Жанр рассказа предполагает изображение некого единичного события, случая, ситуации, которая, однако, раскрывает характеры героев. Сюжетную ситуацию рассказов Шукшина часто организует столкновение горожанина и сельского жителя — они представляют разные культуры, типы мышления, жизненного поведения, при этом завязавшийся конфликт выглядит как неразрешимый, герои не находят ни возможности, ни желания понять противную сторону. В рассказе Шукшина «Срезал», анализ которого мы проведем, неразрешимость этого конфликта особенно очевидна.

Завязкой произведения становится фраза: «Сразу вся деревня узнала: к Агафье приехал сын с семьей, средний, Костя, богатый, ученый». Его противником оказывается главный герой рассказа, Глеб Капустин. Это, наверное, самый загадочный и трудный для трактовки герой Шукшина.
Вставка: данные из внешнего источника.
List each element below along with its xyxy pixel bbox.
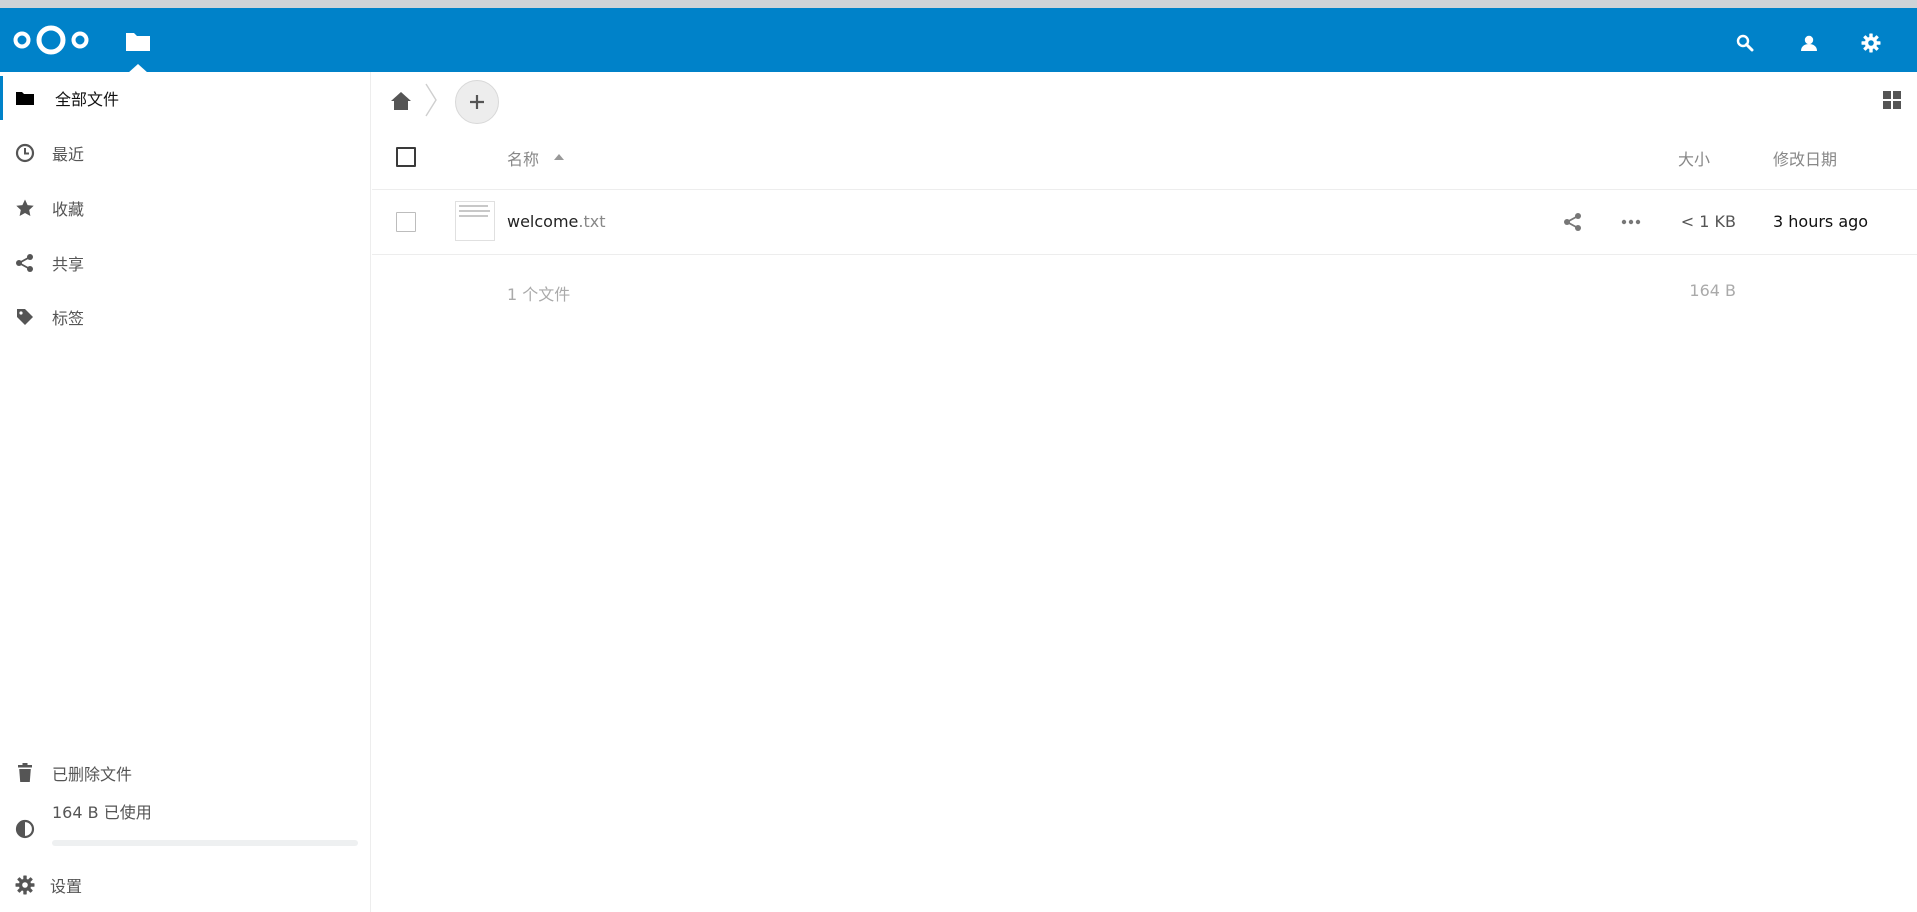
nextcloud-logo[interactable]: [12, 22, 90, 58]
sidebar-item-label: 收藏: [52, 200, 85, 219]
sidebar-item-settings[interactable]: 设置: [0, 863, 370, 907]
column-modified-header[interactable]: 修改日期: [1773, 146, 1837, 170]
files-controls: [372, 72, 1917, 128]
file-modified-date: 3 hours ago: [1773, 212, 1869, 231]
column-size-header[interactable]: 大小: [1678, 146, 1710, 170]
breadcrumb-home[interactable]: [388, 88, 414, 114]
gear-icon: [14, 874, 36, 896]
table-row[interactable]: welcome.txt < 1 KB 3 hours ago: [372, 190, 1917, 255]
more-dots-icon: [1621, 219, 1641, 225]
share-icon: [14, 252, 36, 274]
sidebar-item-favorites[interactable]: 收藏: [0, 186, 370, 230]
sidebar-item-recent[interactable]: 最近: [0, 131, 370, 175]
new-file-button[interactable]: [455, 80, 499, 124]
settings-menu-button[interactable]: [1856, 28, 1886, 58]
contacts-icon: [1801, 35, 1819, 51]
contacts-menu-button[interactable]: [1794, 28, 1824, 58]
file-name-extension: .txt: [578, 212, 606, 231]
sidebar-item-all-files[interactable]: 全部文件: [0, 76, 370, 120]
app-navigation: 全部文件 最近 收藏 共享 标签 已删除文件 164 B 已使用 设置: [0, 72, 371, 912]
home-icon: [391, 92, 411, 110]
row-more-actions-button[interactable]: [1619, 210, 1643, 234]
row-checkbox[interactable]: [396, 212, 416, 232]
select-all-checkbox[interactable]: [396, 147, 416, 167]
search-icon: [1736, 34, 1754, 52]
quota-text: 164 B 已使用: [52, 803, 152, 822]
share-icon: [1564, 213, 1581, 231]
quota-progress-bar: [52, 840, 358, 846]
app-header: [0, 8, 1917, 73]
sidebar-item-shares[interactable]: 共享: [0, 241, 370, 285]
sidebar-item-label: 最近: [52, 145, 85, 164]
sidebar-item-label: 已删除文件: [52, 765, 133, 784]
clock-icon: [14, 142, 36, 164]
file-thumbnail[interactable]: [455, 201, 495, 241]
tag-icon: [14, 306, 36, 328]
sort-ascending-icon: [554, 154, 564, 160]
settings-gear-icon: [1861, 33, 1881, 53]
search-button[interactable]: [1730, 28, 1760, 58]
row-share-button[interactable]: [1561, 210, 1585, 234]
plus-icon: [470, 95, 484, 109]
star-icon: [14, 197, 36, 219]
file-name[interactable]: welcome.txt: [507, 212, 606, 231]
file-name-base: welcome: [507, 212, 579, 231]
sidebar-item-label: 共享: [52, 255, 85, 274]
window-top-strip: [0, 0, 1917, 8]
column-name-header[interactable]: 名称: [507, 146, 539, 170]
file-table-header: 名称 大小 修改日期: [372, 128, 1917, 190]
folder-icon: [14, 87, 36, 109]
view-toggle-button[interactable]: [1880, 88, 1904, 112]
sidebar-item-label: 设置: [50, 877, 83, 896]
sidebar-item-deleted-files[interactable]: 已删除文件: [0, 751, 370, 795]
file-size: < 1 KB: [1680, 212, 1736, 231]
breadcrumb-separator: [425, 83, 437, 117]
file-summary-size: 164 B: [1689, 281, 1736, 300]
grid-view-icon: [1883, 91, 1901, 109]
sidebar-item-label: 全部文件: [55, 90, 120, 109]
sidebar-item-label: 标签: [52, 309, 85, 328]
files-folder-icon: [126, 33, 150, 51]
quota-pie-icon: [14, 818, 36, 840]
trash-icon: [14, 762, 36, 784]
file-summary-count: 1 个文件: [507, 285, 571, 304]
sidebar-item-tags[interactable]: 标签: [0, 295, 370, 339]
И суть его характера, и мотивации его поведения с первого взгляда просто не ясны. «Глеб Капустин — толстогубый, белобрысый мужик сорока лет, начитанный и ехидный», — характеризует Шукшин своего героя. На вопросы стариков о том, почему он любит «срезать» ехидным вопросом приезжего, бывшего земляка, «Глеб посмеивался. И как-то мстительно щурил свои настырные глаза». Портрет и прямая авторская характеристика уже не говорят о симпатии автора к герою. Однако именно его он ставит в центр рассказа, именно к нему испытывает интерес.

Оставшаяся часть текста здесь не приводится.